Archive | November 21, 2018

It’s a Story, Rory!

It's a Story, Rory!

It’s a Story, Rory!

 

 

 

 

 

 

 

 

 

 

It’s a Story, Rory!

Frances Watts

David Legge

HarperCollins, 2018 

40pp., hbk., RRP $A24.99

9780733335938

 

Hey, Milly, why are we on this blank page?’

‘It won’t be blank for long. We’re going to be in a STORY, Rory!’

Rory the fox is puzzled because he has never been in a story before and he’s not even sure how one works. Luckily his friend Milly the chook knows a  little bit more and with the  helpful voice of the narrator explaining how stories work, they have an adventure that will  entertain as much as it educates.

This is a brilliant companion to the fabulous Parsley Rabbit’s Book About Books, the CBCA Eve Pownall Book of the Year in 2008. In that, Parsley Rabbit explained all the parts of a book to young readers, and in this new one, Watts and Legge have teamed up again to talk young readers through the structure of a story.  Explaining the role and purpose of the narrator, the characters, the plot, and the setting; discussing the need for description (which can be achieved with words or pictures or both combined); creating an event which engages the reader and to which the characters should react; building anticipation; introducing the concept of genre to determine how the story will proceed; and drawing the story to a conclusion which satisfies both the characters and the reader are all done as Rory’s and Millie’s adventure unfolds on the pages. 
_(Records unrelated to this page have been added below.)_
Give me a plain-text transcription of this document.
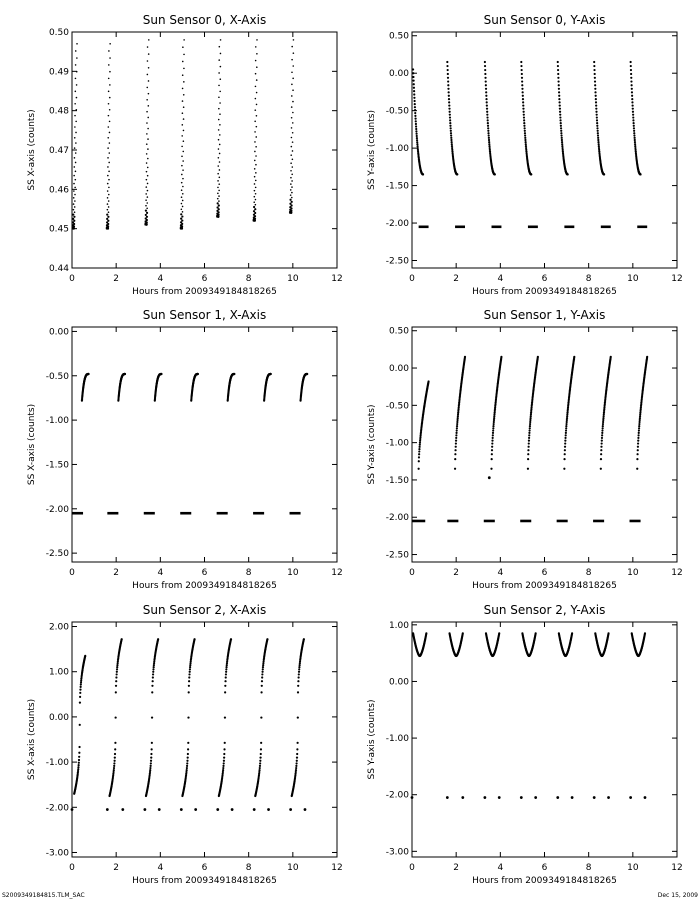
S2009349184815.TLM_SAC	Dec 15, 2009
Sun Sensor 0, X-Axis
0	2	4	6	8	10	12
0.44
0.45
0.46
0.47
0.48
0.49
0.50
Hours from 2009349184818265
SS X-axis (counts)
Sun Sensor 0, Y-Axis
0	2	4	6	8	10	12
-2.50
-2.00
-1.50
-1.00
-0.50
0.00
0.50
Hours from 2009349184818265
SS Y-axis (counts)
Sun Sensor 1, X-Axis
0	2	4	6	8	10	12
-2.50
-2.00
-1.50
-1.00
-0.50
0.00
Hours from 2009349184818265
SS X-axis (counts)
Sun Sensor 1, Y-Axis
0	2	4	6	8	10	12
-2.50
-2.00
-1.50
-1.00
-0.50
0.00
0.50
Hours from 2009349184818265
SS Y-axis (counts)
Sun Sensor 2, X-Axis
0	2	4	6	8	10	12
-3.00
-2.00
-1.00
0.00
1.00
2.00
Hours from 2009349184818265
SS X-axis (counts)
Sun Sensor 2, Y-Axis
0	2	4	6	8	10	12
-3.00
-2.00
-1.00
0.00
1.00
Hours from 2009349184818265
SS Y-axis (counts)
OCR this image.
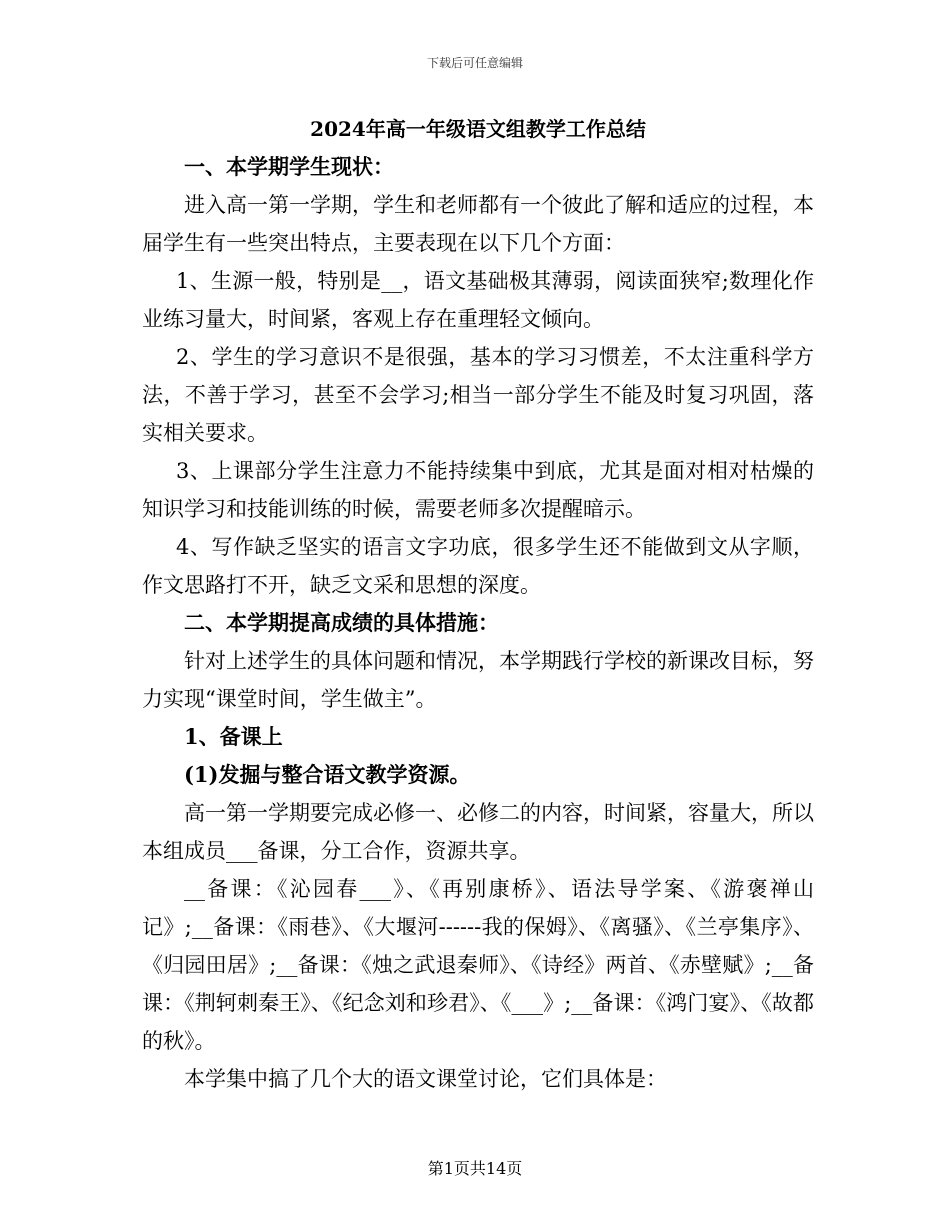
下载后可任意编辑
2024年高一年级语文组教学工作总结

一、本学期学生现状：

进入高一第一学期，学生和老师都有一个彼此了解和适应的过程，本届学生有一些突出特点，主要表现在以下几个方面：

1、生源一般，特别是__，语文基础极其薄弱，阅读面狭窄;数理化作业练习量大，时间紧，客观上存在重理轻文倾向。

2、学生的学习意识不是很强，基本的学习习惯差，不太注重科学方法，不善于学习，甚至不会学习;相当一部分学生不能及时复习巩固，落实相关要求。

3、上课部分学生注意力不能持续集中到底，尤其是面对相对枯燥的知识学习和技能训练的时候，需要老师多次提醒暗示。

4、写作缺乏坚实的语言文字功底，很多学生还不能做到文从字顺，作文思路打不开，缺乏文采和思想的深度。

二、本学期提高成绩的具体措施：

针对上述学生的具体问题和情况，本学期践行学校的新课改目标，努力实现“课堂时间，学生做主”。

1、备课上

(1)发掘与整合语文教学资源。

高一第一学期要完成必修一、必修二的内容，时间紧，容量大，所以本组成员___备课，分工合作，资源共享。

__备课：《沁园春___》、《再别康桥》、语法导学案、《游褒禅山记》;__备课：《雨巷》、《大堰河------我的保姆》、《离骚》、《兰亭集序》、《归园田居》;__备课：《烛之武退秦师》、《诗经》两首、《赤壁赋》;__备课：《荆轲刺秦王》、《纪念刘和珍君》、《___》;__备课：《鸿门宴》、《故都的秋》。

本学集中搞了几个大的语文课堂讨论，它们具体是：

第1页共14页
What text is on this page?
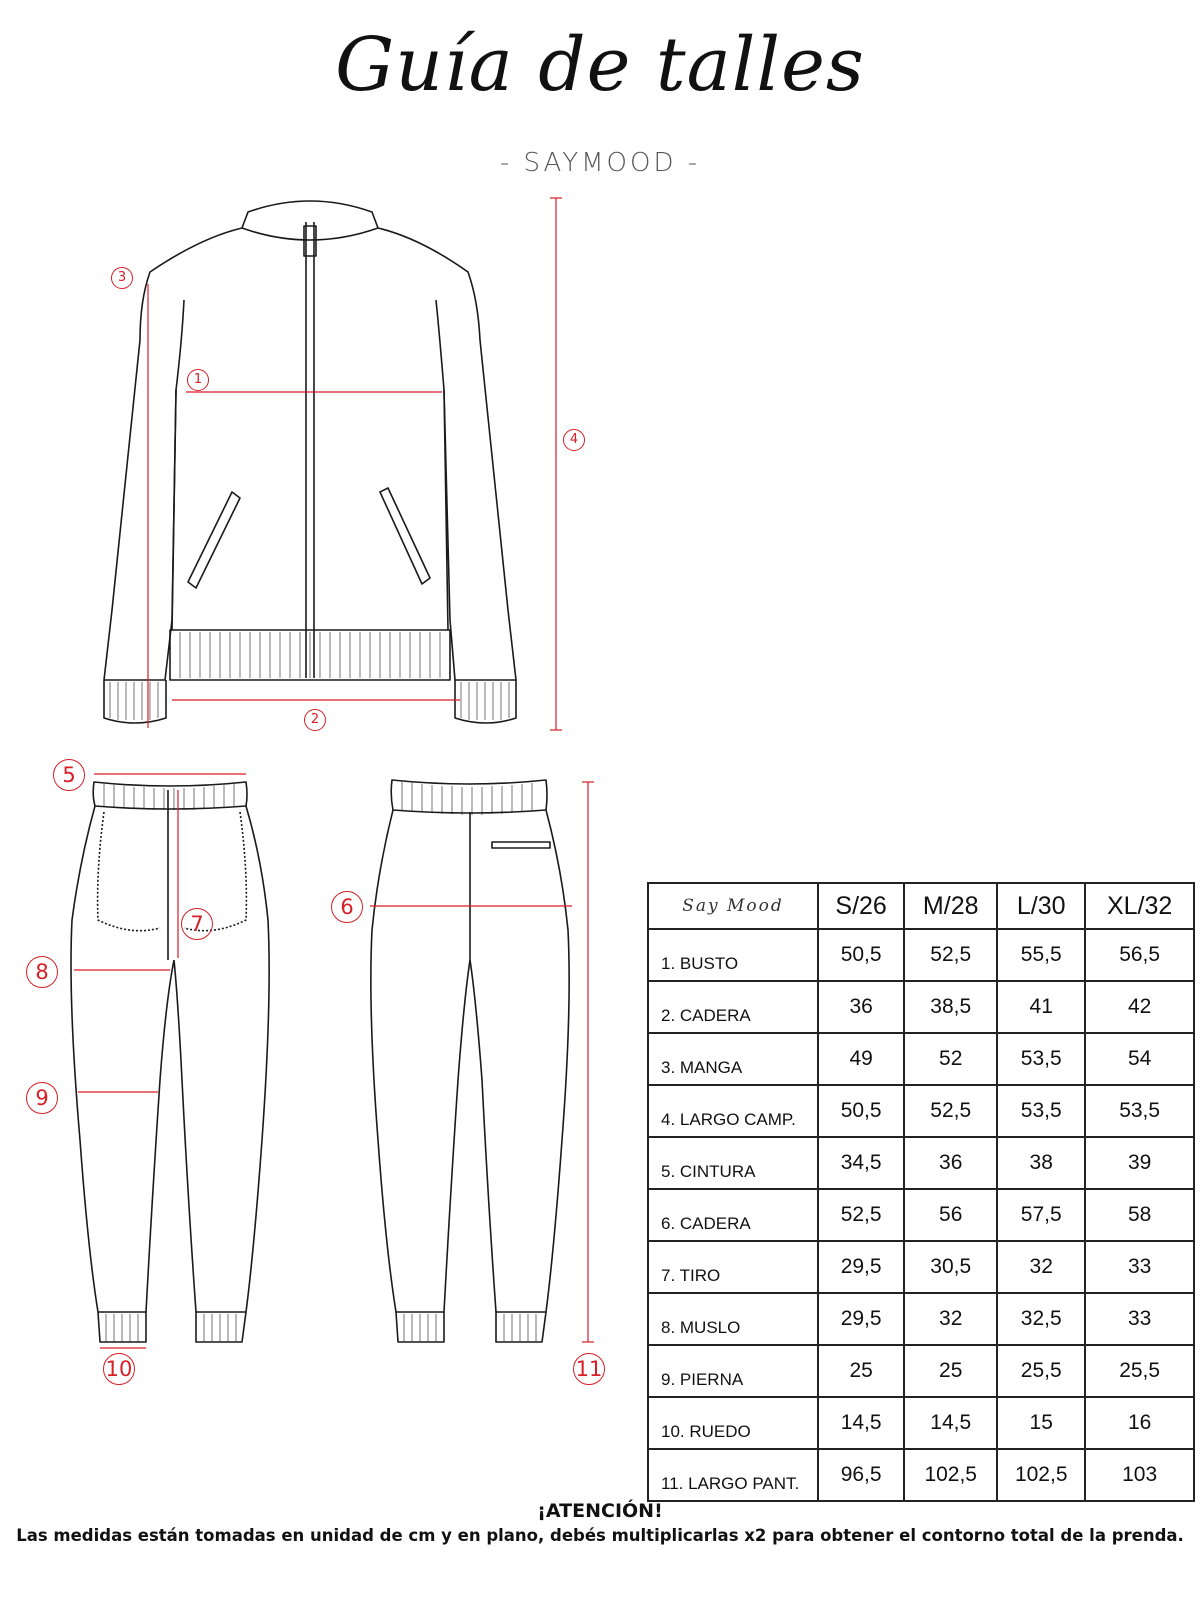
Guía de talles
- SAYMOOD -
3
1
4
2
5
6
7
8
9
10	11
Say Mood	S/26	M/28	L/30	XL/32
1. BUSTO	50,5	52,5	55,5	56,5
2. CADERA	36	38,5	41	42
3. MANGA	49	52	53,5	54
4. LARGO CAMP.	50,5	52,5	53,5	53,5
5. CINTURA	34,5	36	38	39
6. CADERA	52,5	56	57,5	58
7. TIRO	29,5	30,5	32	33
8. MUSLO	29,5	32	32,5	33
9. PIERNA	25	25	25,5	25,5
10. RUEDO	14,5	14,5	15	16
11. LARGO PANT.	96,5	102,5	102,5	103
¡ATENCIÓN!
Las medidas están tomadas en unidad de cm y en plano, debés multiplicarlas x2 para obtener el contorno total de la prenda.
Illustrator Legge has said, “The line between writer and illustrator was well and truly blurred to the point where I’m not sure where some of the ideas for both words and pictures came from,” and this is very evident as the link between the text and pictures and the narrator’s explanation and the characters’ adventure is seamless. Whereas Parsley Rabbit focused on the child as a consumer of stories making it easier for them to navigate their way around a physical book, this one concentrates on the child as the creator of stories, helping them move from the blank page to something that has all the essential elements that engage a reader. For those who want to read the story behind this story, Frances and David discuss it here

As both a teacher and a teacher librarian, I can envisage having this book as the basis for my entire writing program for a class for a year, satisfying nearly every outcome of the English strand of the Australian Curriculum.  Imagine giving every child a blank page and inviting them to either draw an original character or describe one (depending on their preference for words or pictures) and then passing that page on to either have words or a picture added.  That’s the start of a collaboration that could go on and on as the characters become real as the other elements are explored. Further teaching notes are available

If there is one book that you are going to add to your teaching toolbox this year, this should be it.  Ask for it in your Christmas stocking!